© Georg Thieme Verlag Stuttgart · New York
Endoscopic and Enzymatic Treatment of Gastric Bezoar with Acetylcysteine
23 September 2002 (online)
A 40-year old woman presented with a 2-week history of nausea, early satiety and eructation. She frequently ingested large amounts of persimmon. She had no history of previous gastric surgery or other diseases. Physical examination was normal. Endoscopy revealed two large (10 × 6 cm; 12 × 6 cm) and hard bezoars in the fundus and lower corpus of the stomach. On repetition of the endoscopy we used an endoscopic retrograde cholangiopancreatography (ERCP) catheter for instillation of acetylcysteine (30 ml/6 gr of acetylcysteine diluted in 30 ml of NaCl 0.9 %) into the bezoars. This solution was first administered onto the outside of the bezoars and, as they softened, the catheter was introduced into the center of the bezoars. For the fragmentation procedure a Dormia basket and a polypectomy snare were used (Figure ). The polypectomy snare proved to be more efficient than the basket, with a greater capacity for cutting and with less probability of sticking to the bezoar (Figure ). The procedure was carried out in two sessions of 30 minutes each. In the end the bezoars were totally fragmented into small pieces that were not removed. There were no complications. The control endoscopy, 2 weeks later, was completely normal.

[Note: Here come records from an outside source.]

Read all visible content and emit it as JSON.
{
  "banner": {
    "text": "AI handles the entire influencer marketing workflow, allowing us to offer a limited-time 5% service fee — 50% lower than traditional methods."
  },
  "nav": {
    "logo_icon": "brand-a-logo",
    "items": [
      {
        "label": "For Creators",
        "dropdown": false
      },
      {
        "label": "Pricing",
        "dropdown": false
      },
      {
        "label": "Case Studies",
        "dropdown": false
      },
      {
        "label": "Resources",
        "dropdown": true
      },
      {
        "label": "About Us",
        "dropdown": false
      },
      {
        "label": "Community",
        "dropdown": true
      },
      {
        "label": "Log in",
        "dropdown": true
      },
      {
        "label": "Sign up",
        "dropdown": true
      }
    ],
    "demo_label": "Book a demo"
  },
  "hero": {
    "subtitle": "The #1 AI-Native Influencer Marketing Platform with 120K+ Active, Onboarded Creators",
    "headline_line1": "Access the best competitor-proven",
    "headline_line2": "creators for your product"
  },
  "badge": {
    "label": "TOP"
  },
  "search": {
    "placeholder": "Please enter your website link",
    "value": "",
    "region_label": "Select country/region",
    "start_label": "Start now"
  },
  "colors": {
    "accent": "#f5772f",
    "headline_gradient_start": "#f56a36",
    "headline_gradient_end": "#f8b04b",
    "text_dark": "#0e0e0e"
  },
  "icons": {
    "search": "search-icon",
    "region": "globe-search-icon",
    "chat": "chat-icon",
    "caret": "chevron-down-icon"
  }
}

Figure 1 Endoscopic retrograde cholangiopancreatography (ERCP) catheter into the bezoar and polypectomy snare.
Figure 2 Polypectomy snare cutting the bezoar.
Bezoars, which are relatively uncommon and have a reported incidence of 0.4 %, can be treated by enzymatic dissolution, mechanical disruption (gastric lavage or endoscopic means) or surgical removal. Different enzymatic preparations have been used, namely cellulase, papain and acetylcysteine    . These preparations are often difficult to obtain, except for acetylcysteine, which is used for pulmonary pathology and acetaminophen intoxication. Because the phytobezoar mass is frequently cemented with mucus, a mucolytic agent, such as acetylcysteine, can be useful. Few documented cases of treatment of bezoars with acetylcysteine have been reported, and in those cases it was administered by a nasogastric tube . We used a solution of 30 ml of acetylcysteine diluted in 30 ml of saline solution, which was more concentrated than previously described, and instilled it under direct vision. It was well tolerated by the patient with no associated complications related to acetylcysteine. The acetylcysteine softens the bezoars allowing an easier and faster fragmentation by mechanical means, and it is readily available.